Semanario Hebreo
- Type: weekly newspaper
- Founded: 1960
- Headquarters: Montevideo, Uruguay
- Website: Semanario Hebreo

= Semanario Hebreo =

Uruguayan newspaper

Semanario Hebreo (Hebrew Weekly) is a Spanish-language Jewish weekly newspaper published in Montevideo, Uruguay.

It was founded in 1960 by José Jerozolimski, a Polish Jewish immigrant to Uruguay.

==History==
Semanario Hebreo originally served as the newsletter of the Uruguayan Zionist Youth Federation, with opinion pieces by Jewish youth. The first directors were Raúl Blusztein and Luis Skudzicki and José Jerozolimski served as Editor-in-Chief. Due to a lack of advertising money, the newsletter soon closed.

Jerozolimski relaunched the publication in 1960, and it exists to this day. Semanario Hebreo was part of a larger project on Jewish media in Uruguay, including the radio program Voz de Sión del Uruguay and the Canal 10 program Amistad de Uruguay-Israel, both created and directed by Jerozolimski until his death in Jerusalem in 2004.

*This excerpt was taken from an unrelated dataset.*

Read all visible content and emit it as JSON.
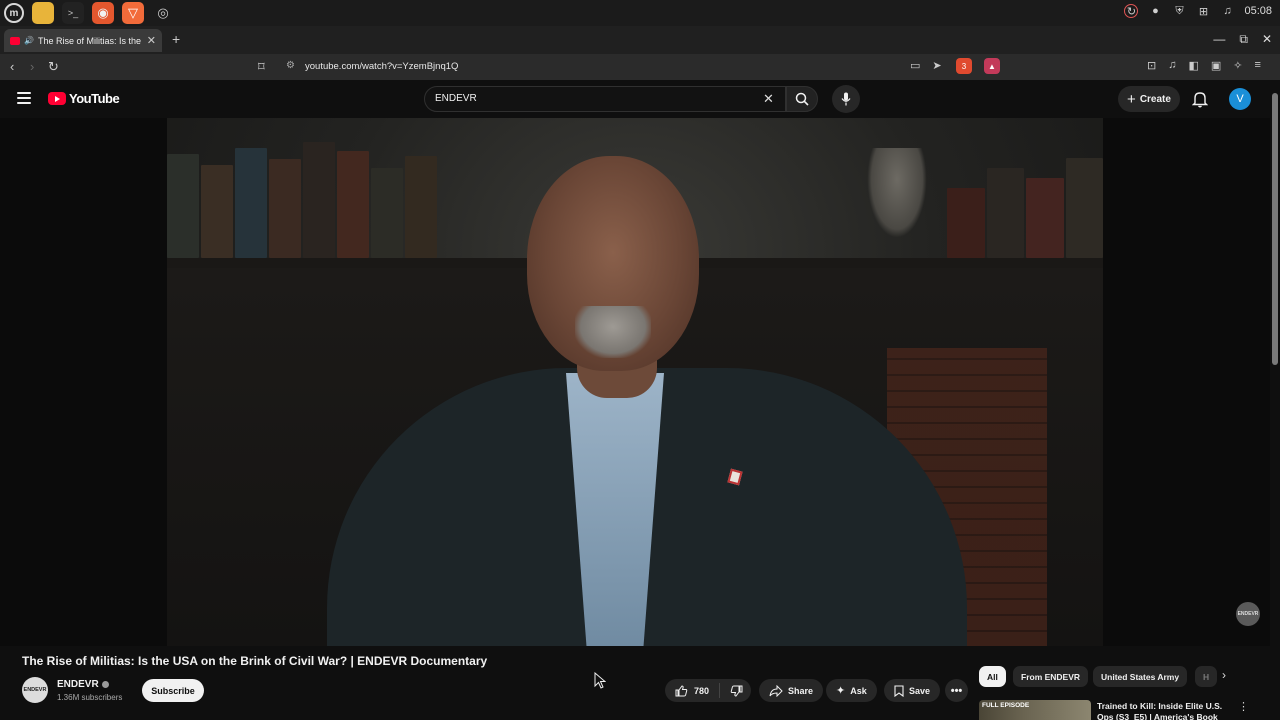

In July 2000, Jerozolimski was awarded the "Prize for Jewish Intellectual Merit" by the Latin American Jewish Congress.

After José Jerozolimski's death in 2004, journalist Ana Jerozolimski (known outside Uruguay as Jana Beris) took over control of the newsroom.

In December 2018 the newspaper merged its digital operations with the JAI portal, creating a new internet portal called Semanario Hebreo Jai.

==Bibliography==
- Nemirovsky, Israel. Albores del judaísmo en el Uruguay. Montevideo: edición del autor, 1987. Depósito Legal 218.554/87.